On March 3, Tunisian civil society demonstrated the impact that collaborative advocacy can have on policy making. As the Tunisian parliament moved to quickly amend electoral policy to establish a new vote threshold for parliamentary representation, six Tunisian election observation groups, known collectively as the Collaborative Group (CG), launched a successful joint advocacy initiative to delay review of the amendment in favor of a broader, more participative review. Through their partnership, these civil society organizations (CSOs) helped to shape debate on the amendment while securing their place in future discussions on electoral reform.
Tunisia’s current electoral system, a proportional voting system, often results in the election of a large number of small parties and independent candidates. While proportional voting creates a diverse body of legislators, many contend that it can easily impede the creation of a government and slow the pace of policy-making overall. On January 24, in the midst of the negotiations to form a government, a group of MPs submitted a proposal to establish a five percent threshold that would require future candidate lists to earn 5% of votes in a given district to secure seats in Parliament.

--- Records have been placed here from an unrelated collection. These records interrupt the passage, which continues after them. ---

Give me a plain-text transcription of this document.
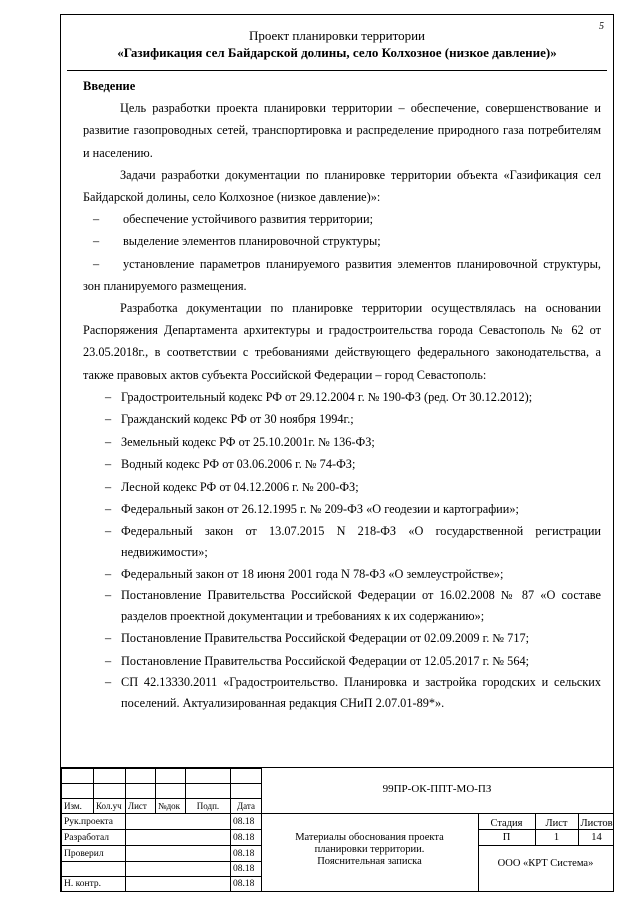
5
Проект планировки территории
«Газификация сел Байдарской долины, село Колхозное (низкое давление)»
Введение

Цель разработки проекта планировки территории – обеспечение, совершенствование и развитие газопроводных сетей, транспортировка и распределение природного газа потребителям и населению.

Задачи разработки документации по планировке территории объекта «Газификация сел Байдарской долины, село Колхозное (низкое давление)»:

– обеспечение устойчивого развития территории;
– выделение элементов планировочной структуры;

– установление параметров планируемого развития элементов планировочной структуры, зон планируемого размещения.

Разработка документации по планировке территории осуществлялась на основании Распоряжения Департамента архитектуры и градостроительства города Севастополь № 62 от 23.05.2018г., в соответствии с требованиями действующего федерального законодательства, а также правовых актов субъекта Российской Федерации – город Севастополь:

– Градостроительный кодекс РФ от 29.12.2004 г. № 190-ФЗ (ред. От 30.12.2012);
– Гражданский кодекс РФ от 30 ноября 1994г.;
– Земельный кодекс РФ от 25.10.2001г. № 136-ФЗ;
– Водный кодекс РФ от 03.06.2006 г. № 74-ФЗ;
– Лесной кодекс РФ от 04.12.2006 г. № 200-ФЗ;
– Федеральный закон от 26.12.1995 г. № 209-ФЗ «О геодезии и картографии»;
– Федеральный закон от 13.07.2015 N 218-ФЗ «О государственной регистрации недвижимости»;
– Федеральный закон от 18 июня 2001 года N 78-ФЗ «О землеустройстве»;
– Постановление Правительства Российской Федерации от 16.02.2008 № 87 «О составе разделов проектной документации и требованиях к их содержанию»;
– Постановление Правительства Российской Федерации от 02.09.2009 г. № 717;
– Постановление Правительства Российской Федерации от 12.05.2017 г. № 564;
– СП 42.13330.2011 «Градостроительство. Планировка и застройка городских и сельских поселений. Актуализированная редакция СНиП 2.07.01-89*».

Изм.	Кол.уч	Лист	№док	Подп.	Дата
Рук.проекта					08.18
Разработал					08.18
Проверил					08.18
					08.18
Н. контр.					08.18
99ПР-ОК-ППТ-МО-ПЗ
Материалы обоснования проекта
планировки территории.
Пояснительная записка
Стадия	Лист	Листов
П	1	14
ООО «КРТ Система»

The threshold bill evoked concerns among civil society due to the pace, timing, and lack of public consultation involved in the process. The Collaborative Group (CG) was well-positioned to communicate these views due to their collective platform and advocacy experience. The CG is made up of six of NDI’s Tunisian election observation partners who came together in 2017 with the goal of facilitating greater cooperation across the organizations and increasing the collective impact of their work. As civil society experts on the electoral procedure, they should have been central in consultations surrounding this type of reform, but a rushed process threatened to pass them by. However, having participated in a series of sessions with NDI on advocacy campaigns, they were well prepared to step in and make their voices heard.
The CG’s advocacy campaign focused on a few key points: the timing and rushed passage of the bill and its proximity to possible snap elections, failure to adhere to international best practices of not amending electoral laws close to elections, and that such reform should involve civil society consultations to benefit from their expertise. Media was key in the dissemination of their messaging; they used coordinated press releases and a social media outreach campaign “علاش توة” (“Why now?”) on Facebook. The CG also reached out to nine other CSOs to participate in advocacy related to the bill. Some of these organizations launched their own campaigns, broadening the base of complaints.

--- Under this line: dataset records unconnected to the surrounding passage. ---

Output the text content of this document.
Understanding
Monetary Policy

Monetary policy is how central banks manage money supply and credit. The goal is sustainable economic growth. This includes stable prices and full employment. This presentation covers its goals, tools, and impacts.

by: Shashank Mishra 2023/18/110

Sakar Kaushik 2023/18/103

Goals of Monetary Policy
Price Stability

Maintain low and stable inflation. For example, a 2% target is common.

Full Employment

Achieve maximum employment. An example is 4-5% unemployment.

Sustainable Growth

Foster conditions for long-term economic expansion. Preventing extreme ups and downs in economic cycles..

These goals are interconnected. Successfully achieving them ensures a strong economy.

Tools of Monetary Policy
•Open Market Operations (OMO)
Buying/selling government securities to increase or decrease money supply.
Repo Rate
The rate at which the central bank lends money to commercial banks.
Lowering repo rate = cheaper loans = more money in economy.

On March 2, one day before the scheduled vote, representatives from the CG met with an MP and parliament’s vice president in charge of relations with civil society. The six group members presented a compelling case for delaying the amendment vote and expanding the debate to include the entire electoral legal framework. This presentation, in tandem with mounting pressure from a wide range of stakeholders, resulted in the MPs committing to scheduling hearings with civil society to review the law before it was put to vote. When the next day’s vote came, parliament voted overwhelmingly (106 in favor, 11 abstentions and 1 opposed) to send the bill back to the committee to allow for a broader and more participative review process. In their remarks, MPs emphasized the need for wider electoral reform and adequate review time, a message that echoed the advocacy campaign of the Collaborative Group.

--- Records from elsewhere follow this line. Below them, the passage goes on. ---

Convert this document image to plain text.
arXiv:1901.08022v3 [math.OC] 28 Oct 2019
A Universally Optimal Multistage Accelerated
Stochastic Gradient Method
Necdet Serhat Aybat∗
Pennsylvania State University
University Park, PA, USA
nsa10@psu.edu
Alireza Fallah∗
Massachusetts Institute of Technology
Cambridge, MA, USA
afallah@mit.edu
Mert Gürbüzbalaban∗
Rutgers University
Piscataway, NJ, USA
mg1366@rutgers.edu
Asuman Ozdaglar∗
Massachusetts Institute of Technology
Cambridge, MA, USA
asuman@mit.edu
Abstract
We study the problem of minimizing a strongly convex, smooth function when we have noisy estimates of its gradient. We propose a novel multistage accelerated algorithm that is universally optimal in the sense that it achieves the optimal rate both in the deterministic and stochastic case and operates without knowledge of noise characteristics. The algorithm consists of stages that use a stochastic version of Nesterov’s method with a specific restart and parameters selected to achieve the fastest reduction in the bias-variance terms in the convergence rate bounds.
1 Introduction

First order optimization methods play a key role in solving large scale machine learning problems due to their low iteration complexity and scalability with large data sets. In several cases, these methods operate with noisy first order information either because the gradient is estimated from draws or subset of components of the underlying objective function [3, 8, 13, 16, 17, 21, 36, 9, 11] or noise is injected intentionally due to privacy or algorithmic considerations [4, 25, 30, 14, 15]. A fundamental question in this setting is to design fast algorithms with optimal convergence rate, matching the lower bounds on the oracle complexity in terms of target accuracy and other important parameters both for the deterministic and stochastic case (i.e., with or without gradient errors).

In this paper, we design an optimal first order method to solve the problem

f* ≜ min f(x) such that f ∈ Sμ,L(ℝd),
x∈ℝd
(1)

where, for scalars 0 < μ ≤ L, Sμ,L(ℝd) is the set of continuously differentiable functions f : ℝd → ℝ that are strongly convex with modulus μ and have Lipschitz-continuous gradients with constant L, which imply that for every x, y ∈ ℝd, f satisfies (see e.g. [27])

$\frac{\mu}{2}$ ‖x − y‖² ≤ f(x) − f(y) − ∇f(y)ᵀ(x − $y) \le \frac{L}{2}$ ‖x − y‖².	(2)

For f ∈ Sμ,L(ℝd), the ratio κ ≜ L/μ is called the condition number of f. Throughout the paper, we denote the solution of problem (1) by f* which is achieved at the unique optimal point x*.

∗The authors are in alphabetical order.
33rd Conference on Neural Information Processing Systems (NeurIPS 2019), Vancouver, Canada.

By responding quickly to the parliament’s initiative to amend the electoral law, this effort demonstrated the impact that collaborative efforts among civil society actors can have on political decision-making. Over the course of one month, Tunisian civil society experts were able to slow hasty policymaking to a halt in favor of a more comprehensive debate on possible improvements to the wider electoral framework. By demanding their place in a parliamentary review of the electoral process, Tunisian CSOs not only contributed to preserving the integrity of the electoral process but also set a precedent for inclusive and consultative political institutions and nuanced policy changes.